Blake Bortles has been very Blake Bortles in 2018. Nothing more. Nothing less. In fact, he’s been almost identical to the Bortles who the Jacksonville Jaguars tolerated in 2017.
While Bortles is getting benched and blamed for turnovers amid the Jaguars 3-4 start, he’s not actually playing that poorly. Or, I should say, he’s not playing poorly for his typical standard of play.
Here’s a quick rundown of what Bortles has looked like this year and in past years.
- 2018: Bortles is on pace to throw 35.5 passes per game while completing 60.6 percent of those passes for 247.9 yards per game at 7.0 yards per attempt with a 3.2 interception rate for a total of 20.5 touchdowns and 18 interceptions. He is on pace to fumble 11.4 times.
- 2017: Bortles threw 32 passes per game while completing 60.2 percent of his passes for 230.4 yards per game at 7.0 yards per attempt with a 2.5 interception rate for a total of 21 touchdowns and 13 interceptions. He fumbled nine times.
- Career: Bortles averages 35.9 passes per game while completing 59.3 percent of his passes for 241.5 yards per game at 6.7 yards per attempt with a 2.9 interception rate. His career high for touchdowns was 35. His career high for interceptions was 18. In his three full seasons, he averages 10.3 fumbles per year.
Has he been worse than normal? Yes, but only slightly. From an efficiency standpoint, he’s mostly on par with 2017. He is turning the ball over too much, which has always been Bortles’ M.O. And apparently, that’s what is getting him benched.
“We can’t do [expletive] until we stop turning the ball over period. That’s just how it is,” Marrone told reporters on Sunday.
The biggest problem with the Jaguars is not just that they’re turning the ball over. It’s that they’re not taking the ball away.
This team was built with Bortles at the helm — and they re-signed him in February knowing they were retaining a player who’d thrown 18 interceptions and fumbled 14 times in 2015. Generating takeaways was the only way they could overcome their quarterback’s shortcomings. They did it in 2017, and the defense led the team to the AFC championship, where they narrowly missed their shot at Super Bowl LII. In 2018, they’re simply not forcing turnovers on defense.
The defense formerly known as Sacksonville has recovered two of their six forced fumbles. Jalen Ramsey and company have just three interceptions. That’s why their turnover differential is -12, the second worst in the NFL. That -12 differential is the fourth worst for all teams in last decade after seven games. The three teams below the Jaguars were all 1-6, as are the 2018 San Francisco 49ers, who are -15.
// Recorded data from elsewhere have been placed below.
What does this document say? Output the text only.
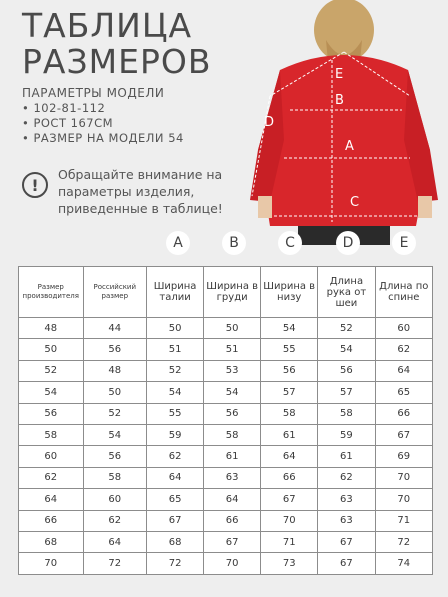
ТАБЛИЦА
РАЗМЕРОВ
ПАРАМЕТРЫ МОДЕЛИ
• 102-81-112
• РОСТ 167СМ
• РАЗМЕР НА МОДЕЛИ 54
!
Обращайте внимание на параметры изделия, приведенные в таблице!
E
B
D
A
C
A	B	C	D	E
Размер производителя	Российский размер	Ширина талии	Ширина в груди	Ширина в низу	Длина рука от шеи	Длина по спине
48	44	50	50	54	52	60
50	56	51	51	55	54	62
52	48	52	53	56	56	64
54	50	54	54	57	57	65
56	52	55	56	58	58	66
58	54	59	58	61	59	67
60	56	62	61	64	61	69
62	58	64	63	66	62	70
64	60	65	64	67	63	70
66	62	67	66	70	63	71
68	64	68	67	71	67	72
70	72	72	70	73	67	74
It’s somewhat remarkable the Jaguars have won three games.
Bortles’ turnovers should not be what’s most alarming. The Jaguars defense, which had 2.1 takeaways per game in 2017, powered the team to the AFC championship, and yet has averaged just 0.7 takeaways per game in 2018.
Maybe Bortles can play better. Maybe the Jaguars had hoped Bortles would continue developing. However, they are never going to succeed with their defense falling off the leaderboard in turnovers.
They’re still a good defense with the second fewest yards allowed (301.6) and the ninth fewest points allowed per game (20.9). They’re tied for 20th with sacks (15). They’re good, not great. A good defense means Bortles has to throw more often in an attempt to erase deficits. That’s not what Bortles does best. He plays well when he’s ahead and manages the game. His defense helped him do that in 2018. They haven’t done that in 2017.
Blame Bortles all you want. But the blame will be mostly misdirected, if we are being honest about what he is, and where the differences in 2018 lie. The fingers should be pointing at Ramsey, A.J. Bouye, Calais Campbell, Yannick Ngakoue, Dante Fowler and the rest of the defense. If this Jaguars team was going to succeed, they needed to be great — not Bortles.